Though Shepherdson cautioned that the latest reading is a preliminary number, he notes that “it could be revised up in the final reading as people respond to higher gas prices. But, for now, it looks good.”
Why US consumers’ moods could sour
Gas prices are highly visible indicators of inflation, and elevated prices easily sour consumers’ moods. Sentiment fell to its lowest level on record last summer when gas prices topped $5 a gallon and inflation reached a four-decade high. The national average for regular gasoline stood at $3.87 a gallon on Friday, according to AAA, seven cents higher than a week ago and 17 cents higher than the same day last year.
Consumer sentiment overall tracked by the University of Michigan edged down in September from the prior month by 1.8 points, mostly due to gloomier attitudes about the economy’s current situation. The survey’s index of current economic conditions deteriorated from a reading of 75.7 in August to 69.8 this month.

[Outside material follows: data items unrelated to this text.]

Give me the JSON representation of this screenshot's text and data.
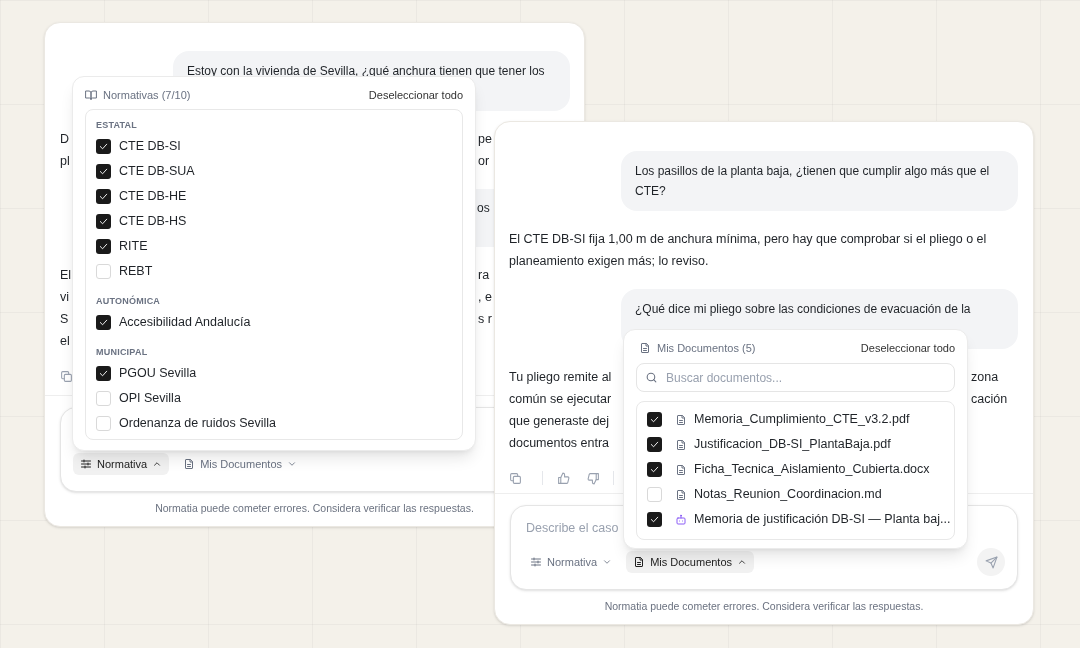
{
  "windows": [
    {
      "messages": [
        {
          "kind": "user",
          "lines": [
            "Estoy con la vivienda de Sevilla, ¿qué anchura tienen que tener los"
          ]
        },
        {
          "kind": "assistant",
          "lines": [
            {
              "left": "D",
              "right": "pe"
            },
            {
              "left": "pl",
              "right": "or"
            }
          ]
        },
        {
          "kind": "user_partial",
          "text": "os"
        },
        {
          "kind": "assistant",
          "lines": [
            {
              "left": "El",
              "right": "ra"
            },
            {
              "left": "vi",
              "right": ", e"
            },
            {
              "left": "S",
              "right": "s r"
            },
            {
              "left": "el"
            }
          ]
        }
      ],
      "composer": {
        "chips": [
          {
            "label": "Normativa",
            "kind": "normativa",
            "open": true
          },
          {
            "label": "Mis Documentos",
            "kind": "documents",
            "open": false
          }
        ]
      },
      "disclaimer": "Normatia puede cometer errores. Considera verificar las respuestas."
    },
    {
      "messages": [
        {
          "kind": "user",
          "lines": [
            "Los pasillos de la planta baja, ¿tienen que cumplir algo más que el",
            "CTE?"
          ]
        },
        {
          "kind": "assistant",
          "lines": [
            {
              "left": "El CTE DB-SI fija 1,00 m de anchura mínima, pero hay que comprobar si el pliego o el"
            },
            {
              "left": "planeamiento exigen más; lo reviso."
            }
          ]
        },
        {
          "kind": "user",
          "lines": [
            "¿Qué dice mi pliego sobre las condiciones de evacuación de la"
          ]
        },
        {
          "kind": "assistant",
          "lines": [
            {
              "left": "Tu pliego remite al",
              "right": "zona"
            },
            {
              "left": "común se ejecutar",
              "right": "cación"
            },
            {
              "left": "que generaste dej"
            },
            {
              "left": "documentos entra"
            }
          ]
        }
      ],
      "composer": {
        "placeholder": "Describe el caso",
        "chips": [
          {
            "label": "Normativa",
            "kind": "normativa",
            "open": false
          },
          {
            "label": "Mis Documentos",
            "kind": "documents",
            "open": true
          }
        ]
      },
      "disclaimer": "Normatia puede cometer errores. Considera verificar las respuestas."
    }
  ],
  "normativas_popover": {
    "title": "Normativas (7/10)",
    "action": "Deseleccionar todo",
    "groups": [
      {
        "label": "ESTATAL",
        "items": [
          {
            "label": "CTE DB-SI",
            "checked": true
          },
          {
            "label": "CTE DB-SUA",
            "checked": true
          },
          {
            "label": "CTE DB-HE",
            "checked": true
          },
          {
            "label": "CTE DB-HS",
            "checked": true
          },
          {
            "label": "RITE",
            "checked": true
          },
          {
            "label": "REBT",
            "checked": false
          }
        ]
      },
      {
        "label": "AUTONÓMICA",
        "items": [
          {
            "label": "Accesibilidad Andalucía",
            "checked": true
          }
        ]
      },
      {
        "label": "MUNICIPAL",
        "items": [
          {
            "label": "PGOU Sevilla",
            "checked": true
          },
          {
            "label": "OPI Sevilla",
            "checked": false
          },
          {
            "label": "Ordenanza de ruidos Sevilla",
            "checked": false
          }
        ]
      }
    ]
  },
  "documents_popover": {
    "title": "Mis Documentos (5)",
    "action": "Deseleccionar todo",
    "search": {
      "placeholder": "Buscar documentos..."
    },
    "items": [
      {
        "kind": "file",
        "name": "Memoria_Cumplimiento_CTE_v3.2.pdf",
        "checked": true
      },
      {
        "kind": "file",
        "name": "Justificacion_DB-SI_PlantaBaja.pdf",
        "checked": true
      },
      {
        "kind": "file",
        "name": "Ficha_Tecnica_Aislamiento_Cubierta.docx",
        "checked": true
      },
      {
        "kind": "file",
        "name": "Notas_Reunion_Coordinacion.md",
        "checked": false
      },
      {
        "kind": "generated",
        "name": "Memoria de justificación DB-SI — Planta baj...",
        "checked": true
      }
    ]
  }
}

While Americans’ views about the economy’s future improved somewhat in September, consumers are not necessarily feeling optimistic — and concerns are starting to surface about the possibility of a government shutdown.
“Both short-run and long-run expectations for economic conditions improved modestly this month,” said the University of Michigan’s Surveys of Consumers Director Joanne Hsu in a release.
“On net, consumers remain relatively tentative about the trajectory of the economy. So far, few consumers mentioned the potential federal government shutdown, but if the shutdown comes to bear, consumer views on the economy will likely slide, as was the case just a few months ago when the debt ceiling neared a breach,” she said, referring to the plunge in consumer sentiment in May when congressional lawmakers battled over raising the federal government’s debt ceiling, almost prompting a US default.
While a combination of elevated gas prices and a government shutdown could weigh on Americans’ mood, there’s a chance gas prices may edge lower in the fall due to weaker demand.
“Oil costs are putting upward pressure on pump prices, but the rise is tempered by much lower demand,” said Andrew Gross, AAA spokesperson, in a statement. “The slide in people fueling up is typical, with schools back in session, the days getting shorter, and the weather less pleasant. But the usual decline in pump prices is being stymied for now by these high oil costs.”